Let me clarify my question. The SCIF PDF documentation disagrees with the SCIF header file, on allowable options to scif_fence_mark.  I need to know which documentation to trust.

Trust the documentation within the SCIF header file over other sources.

My original design proposal for the SCIF API included the ability to fence RMA transfers with extremely fine granularity; for example, it was possible to "mark" partial transfers too, and the fence APIs took an offset and a length as arguments for this purpose. The flag SCIF_FENCE_RAS_SELF or SCIF_FENCE_RAS_PEER indicated whether these arguments should be interpreted relative to the registered address space of the indicated SCIF endpoint or of its connected peer; the "RAS" within their names is an acronym for this term, which is introduced in section 3.5 of the SCIF User Guide.

After gaining some implementation experience and interacting with internal development teams, however, it became obvious that this functionality was both difficult to extract performance benefits from and challenging for application developers to reason about.
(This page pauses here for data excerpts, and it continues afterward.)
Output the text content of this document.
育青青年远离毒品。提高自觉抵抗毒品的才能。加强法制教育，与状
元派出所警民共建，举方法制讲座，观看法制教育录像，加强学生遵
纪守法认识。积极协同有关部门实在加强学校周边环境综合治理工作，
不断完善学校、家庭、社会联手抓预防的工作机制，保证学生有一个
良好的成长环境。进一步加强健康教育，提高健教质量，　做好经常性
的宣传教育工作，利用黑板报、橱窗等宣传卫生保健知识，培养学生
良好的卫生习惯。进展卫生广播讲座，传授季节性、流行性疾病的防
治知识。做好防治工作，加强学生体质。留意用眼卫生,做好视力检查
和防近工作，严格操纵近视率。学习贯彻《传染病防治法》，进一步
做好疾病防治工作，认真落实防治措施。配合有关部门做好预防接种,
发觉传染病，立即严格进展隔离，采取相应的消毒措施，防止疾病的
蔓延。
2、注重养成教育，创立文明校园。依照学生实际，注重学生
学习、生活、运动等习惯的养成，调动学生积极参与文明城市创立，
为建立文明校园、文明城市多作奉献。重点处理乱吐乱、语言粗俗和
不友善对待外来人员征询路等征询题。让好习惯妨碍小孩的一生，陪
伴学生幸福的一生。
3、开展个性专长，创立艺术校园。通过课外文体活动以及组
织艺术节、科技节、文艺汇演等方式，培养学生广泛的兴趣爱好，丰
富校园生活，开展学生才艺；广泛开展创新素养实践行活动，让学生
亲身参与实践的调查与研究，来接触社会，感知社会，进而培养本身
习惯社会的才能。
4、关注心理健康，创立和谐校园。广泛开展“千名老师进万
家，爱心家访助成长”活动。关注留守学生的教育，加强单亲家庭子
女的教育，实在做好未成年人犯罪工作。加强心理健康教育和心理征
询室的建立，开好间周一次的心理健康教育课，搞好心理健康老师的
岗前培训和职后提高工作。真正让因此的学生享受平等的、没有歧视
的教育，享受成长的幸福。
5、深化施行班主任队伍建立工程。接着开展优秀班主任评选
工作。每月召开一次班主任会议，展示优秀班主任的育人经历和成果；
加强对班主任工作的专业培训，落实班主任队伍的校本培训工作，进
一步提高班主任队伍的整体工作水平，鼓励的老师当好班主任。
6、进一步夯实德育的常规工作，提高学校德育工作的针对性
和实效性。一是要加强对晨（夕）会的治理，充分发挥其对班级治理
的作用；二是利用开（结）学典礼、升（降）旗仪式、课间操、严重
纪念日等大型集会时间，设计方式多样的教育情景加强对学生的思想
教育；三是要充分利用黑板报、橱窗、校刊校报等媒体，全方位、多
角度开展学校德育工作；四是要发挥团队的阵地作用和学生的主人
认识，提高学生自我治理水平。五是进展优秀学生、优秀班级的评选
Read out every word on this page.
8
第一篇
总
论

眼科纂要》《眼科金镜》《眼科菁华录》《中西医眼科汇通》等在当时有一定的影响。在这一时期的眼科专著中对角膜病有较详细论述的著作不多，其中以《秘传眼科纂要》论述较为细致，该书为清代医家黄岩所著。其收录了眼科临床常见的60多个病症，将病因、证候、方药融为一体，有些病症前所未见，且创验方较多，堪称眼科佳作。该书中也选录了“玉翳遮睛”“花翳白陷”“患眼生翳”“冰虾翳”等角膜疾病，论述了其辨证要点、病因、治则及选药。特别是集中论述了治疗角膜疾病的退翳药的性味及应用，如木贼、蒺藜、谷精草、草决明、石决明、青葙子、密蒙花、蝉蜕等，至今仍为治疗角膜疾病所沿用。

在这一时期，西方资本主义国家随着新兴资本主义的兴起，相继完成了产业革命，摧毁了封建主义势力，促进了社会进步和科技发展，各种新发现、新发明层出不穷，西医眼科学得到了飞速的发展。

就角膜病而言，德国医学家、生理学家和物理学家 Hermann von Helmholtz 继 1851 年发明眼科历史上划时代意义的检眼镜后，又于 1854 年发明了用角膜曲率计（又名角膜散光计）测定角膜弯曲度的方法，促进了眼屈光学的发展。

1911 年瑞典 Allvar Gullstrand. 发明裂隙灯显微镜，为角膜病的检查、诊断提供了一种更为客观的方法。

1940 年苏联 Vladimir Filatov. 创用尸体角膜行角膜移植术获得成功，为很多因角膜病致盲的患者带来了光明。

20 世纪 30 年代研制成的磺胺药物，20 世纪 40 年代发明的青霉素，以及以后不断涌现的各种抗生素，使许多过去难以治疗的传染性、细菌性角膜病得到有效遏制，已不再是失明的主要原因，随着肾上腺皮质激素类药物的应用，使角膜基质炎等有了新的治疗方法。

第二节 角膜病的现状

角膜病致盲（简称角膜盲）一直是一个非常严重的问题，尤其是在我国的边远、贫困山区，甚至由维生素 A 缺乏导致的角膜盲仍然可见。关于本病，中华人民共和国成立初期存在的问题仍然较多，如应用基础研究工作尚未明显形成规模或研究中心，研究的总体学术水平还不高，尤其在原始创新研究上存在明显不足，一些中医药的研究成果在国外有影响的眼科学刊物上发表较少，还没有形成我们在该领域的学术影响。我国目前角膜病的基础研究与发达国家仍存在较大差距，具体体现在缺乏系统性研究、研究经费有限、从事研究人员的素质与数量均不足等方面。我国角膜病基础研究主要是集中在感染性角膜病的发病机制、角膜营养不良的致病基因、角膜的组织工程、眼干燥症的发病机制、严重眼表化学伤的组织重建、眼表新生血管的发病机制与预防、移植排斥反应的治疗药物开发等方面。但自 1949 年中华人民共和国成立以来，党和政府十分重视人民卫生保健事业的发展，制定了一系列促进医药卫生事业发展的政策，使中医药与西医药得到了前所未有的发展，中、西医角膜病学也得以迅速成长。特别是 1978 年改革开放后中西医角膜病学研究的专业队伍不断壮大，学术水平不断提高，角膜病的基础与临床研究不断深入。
It was ultimately removed.

I imagine that these flags were overlooked and survived because they appear related to the SCIF_RAS_PORT_n constants elsewhere in the header file, where "RAS" instead refers to reliability and serviceability, an umbrella term covering, among other things, the SCIF "daemon" which uses those ports to communicate ECC failures etc. to the host computer.

I'll pass a note about this thread to the author of the SCIF User Guide.